Now we read that this about Sandy Berger:
President Clinton's national security adviser removed classified documents from the National Archives, hid them under a construction trailer and later tried to find the trash collector to retrieve them, the agency's internal watchdog said Wednesday.
These were codeword, i.e. Top Secret documents. Berger’s penalty was a $50K fine and loss of security clearance for three years. To those of us who, for the same offence, could have lost our jobs and gone to jail, this is a wrist slap.
Here is a question for the 2007 Intelligence and Ethics Conference: We know that RHIP (Rank has its Privileges). But when the laws are unevenly enforced, why should any midlevel person even bother to try to be ethical?
The short answer is that each of us is responsible for our own actions. When we start taking inventory of the failings of those above us we can get demoralized and not act when we should.
Here is a story that I would love to believe is true. ABC Radio National from Australia gave us an account of the war scare - the series of events in which a Soviet alert code named RYAN and US nuclear readiness exercise Able Archer 83 led us towards the brink of nuclear war. (I don’t think anyone knows for sure.) Here is ABC Radio National’s Tom Morton on the reason we did not go over the brink:
Now you may be wondering by now – if the Soviets really got that close to pressing the button during the Able Archer exercise in 1983, what was it that stopped them? Well, the ultimate answer to that question lies in the former Soviet military archives in Moscow – archives which are still closed both to Russian and to foreign researchers. But (historian) Vojtech Mastny thinks we can draw a tentative conclusion from what we do know from the archives of the former Warsaw Pact allies such as East Germany. The fact that Able Archer didn't end in nuclear holocaust is probably down to some anonymous KGB analysts in Moscow who decided that the evidence that NATO was about to launch a first strike just wasn't strong enough. In other words, it may be that the world was saved by middle management.

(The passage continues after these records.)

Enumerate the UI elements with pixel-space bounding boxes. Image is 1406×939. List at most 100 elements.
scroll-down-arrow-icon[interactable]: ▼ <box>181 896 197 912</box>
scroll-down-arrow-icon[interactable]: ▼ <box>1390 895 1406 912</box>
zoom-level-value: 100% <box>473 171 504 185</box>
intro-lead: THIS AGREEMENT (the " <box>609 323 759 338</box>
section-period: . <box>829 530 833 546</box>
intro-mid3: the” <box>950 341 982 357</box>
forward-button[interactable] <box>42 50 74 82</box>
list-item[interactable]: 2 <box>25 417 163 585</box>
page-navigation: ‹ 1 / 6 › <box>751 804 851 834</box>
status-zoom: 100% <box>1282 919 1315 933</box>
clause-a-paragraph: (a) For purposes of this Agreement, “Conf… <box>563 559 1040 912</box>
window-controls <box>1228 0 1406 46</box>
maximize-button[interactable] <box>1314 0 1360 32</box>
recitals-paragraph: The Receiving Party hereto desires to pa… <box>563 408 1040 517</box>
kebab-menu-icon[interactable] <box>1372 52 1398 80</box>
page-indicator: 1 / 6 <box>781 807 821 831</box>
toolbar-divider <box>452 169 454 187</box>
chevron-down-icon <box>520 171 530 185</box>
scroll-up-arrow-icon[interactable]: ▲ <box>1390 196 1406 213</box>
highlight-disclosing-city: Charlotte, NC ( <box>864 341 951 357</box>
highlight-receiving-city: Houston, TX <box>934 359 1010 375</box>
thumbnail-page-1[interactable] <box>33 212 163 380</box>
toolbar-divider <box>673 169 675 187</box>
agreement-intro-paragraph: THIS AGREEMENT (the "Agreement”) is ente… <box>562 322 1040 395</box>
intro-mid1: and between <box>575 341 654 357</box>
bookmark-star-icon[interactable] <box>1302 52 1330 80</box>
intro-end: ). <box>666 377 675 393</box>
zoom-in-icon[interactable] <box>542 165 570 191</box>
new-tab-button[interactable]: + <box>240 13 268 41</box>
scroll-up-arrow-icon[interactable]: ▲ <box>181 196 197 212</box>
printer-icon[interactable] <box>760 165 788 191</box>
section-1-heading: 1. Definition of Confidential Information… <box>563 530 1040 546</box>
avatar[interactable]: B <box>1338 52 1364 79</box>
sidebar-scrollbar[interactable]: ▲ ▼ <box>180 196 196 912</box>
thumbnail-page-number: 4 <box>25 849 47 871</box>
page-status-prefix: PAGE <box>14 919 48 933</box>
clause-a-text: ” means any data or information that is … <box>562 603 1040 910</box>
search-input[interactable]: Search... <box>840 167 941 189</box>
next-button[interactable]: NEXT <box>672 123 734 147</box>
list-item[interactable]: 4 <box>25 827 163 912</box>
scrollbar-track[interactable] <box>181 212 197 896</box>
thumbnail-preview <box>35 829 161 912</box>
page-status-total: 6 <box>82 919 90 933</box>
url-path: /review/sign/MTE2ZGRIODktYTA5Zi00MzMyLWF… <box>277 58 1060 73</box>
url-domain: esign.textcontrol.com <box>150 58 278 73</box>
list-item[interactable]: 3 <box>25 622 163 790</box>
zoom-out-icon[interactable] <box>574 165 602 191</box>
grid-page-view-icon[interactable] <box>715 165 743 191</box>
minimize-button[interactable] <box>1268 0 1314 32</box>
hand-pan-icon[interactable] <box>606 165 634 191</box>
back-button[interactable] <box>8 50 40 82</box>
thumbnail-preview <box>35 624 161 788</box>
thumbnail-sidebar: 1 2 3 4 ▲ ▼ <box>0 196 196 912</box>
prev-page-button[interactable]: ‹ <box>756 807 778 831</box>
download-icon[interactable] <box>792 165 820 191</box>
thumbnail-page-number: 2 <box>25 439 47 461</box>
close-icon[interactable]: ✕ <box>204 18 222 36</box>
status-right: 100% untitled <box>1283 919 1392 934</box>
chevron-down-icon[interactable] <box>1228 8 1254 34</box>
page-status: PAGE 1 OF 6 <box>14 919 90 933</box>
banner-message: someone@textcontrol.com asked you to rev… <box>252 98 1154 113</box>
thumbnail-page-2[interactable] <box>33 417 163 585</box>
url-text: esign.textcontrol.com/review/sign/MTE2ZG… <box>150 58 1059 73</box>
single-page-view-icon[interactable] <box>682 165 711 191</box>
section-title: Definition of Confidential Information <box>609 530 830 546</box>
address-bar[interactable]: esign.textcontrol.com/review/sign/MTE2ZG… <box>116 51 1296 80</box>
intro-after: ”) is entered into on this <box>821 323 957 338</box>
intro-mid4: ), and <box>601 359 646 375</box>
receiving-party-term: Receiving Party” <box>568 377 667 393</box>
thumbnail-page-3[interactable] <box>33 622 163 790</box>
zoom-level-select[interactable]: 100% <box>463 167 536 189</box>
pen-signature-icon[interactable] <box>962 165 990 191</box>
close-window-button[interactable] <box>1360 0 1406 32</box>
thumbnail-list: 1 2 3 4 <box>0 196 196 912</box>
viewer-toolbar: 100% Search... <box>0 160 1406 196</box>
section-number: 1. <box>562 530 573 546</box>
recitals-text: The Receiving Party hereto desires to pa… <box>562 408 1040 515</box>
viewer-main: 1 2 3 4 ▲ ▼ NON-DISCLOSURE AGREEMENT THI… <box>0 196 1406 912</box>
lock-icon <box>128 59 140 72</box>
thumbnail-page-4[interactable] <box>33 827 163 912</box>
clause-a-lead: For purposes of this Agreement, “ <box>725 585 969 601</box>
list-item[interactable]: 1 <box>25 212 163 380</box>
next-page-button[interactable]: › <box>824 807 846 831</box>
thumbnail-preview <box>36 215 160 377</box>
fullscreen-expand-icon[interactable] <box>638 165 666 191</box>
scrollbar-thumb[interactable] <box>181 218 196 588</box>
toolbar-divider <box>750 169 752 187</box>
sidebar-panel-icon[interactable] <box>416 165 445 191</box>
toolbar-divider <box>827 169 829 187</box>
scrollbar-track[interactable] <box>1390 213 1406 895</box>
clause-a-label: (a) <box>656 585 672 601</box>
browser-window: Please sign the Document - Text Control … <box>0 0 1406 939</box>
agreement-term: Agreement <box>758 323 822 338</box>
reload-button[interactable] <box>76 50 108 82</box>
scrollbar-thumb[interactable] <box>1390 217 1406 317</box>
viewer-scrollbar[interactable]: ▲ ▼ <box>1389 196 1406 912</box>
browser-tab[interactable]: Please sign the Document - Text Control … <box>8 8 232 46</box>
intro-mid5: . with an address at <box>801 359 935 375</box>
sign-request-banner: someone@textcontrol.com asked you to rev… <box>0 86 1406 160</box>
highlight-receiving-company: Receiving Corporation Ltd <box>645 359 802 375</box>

Could it be that a few faceless bureaucrats in Moscow saved the world by simply doing their jobs and added a link to the chain of events that led to the end of the cold war?
None of us knows how important our job is in the greater scheme of things. We should not let the unethical actions of those above us demoralize us. We need to simply do our jobs as well as we can.
Another thought: Does anyone know what was in those documents that led Sandy Berger to take the risk of removing them and hiding them under a trailer?
NOTE: This post linked to Beltway Traffic Jam for 12/21/2006.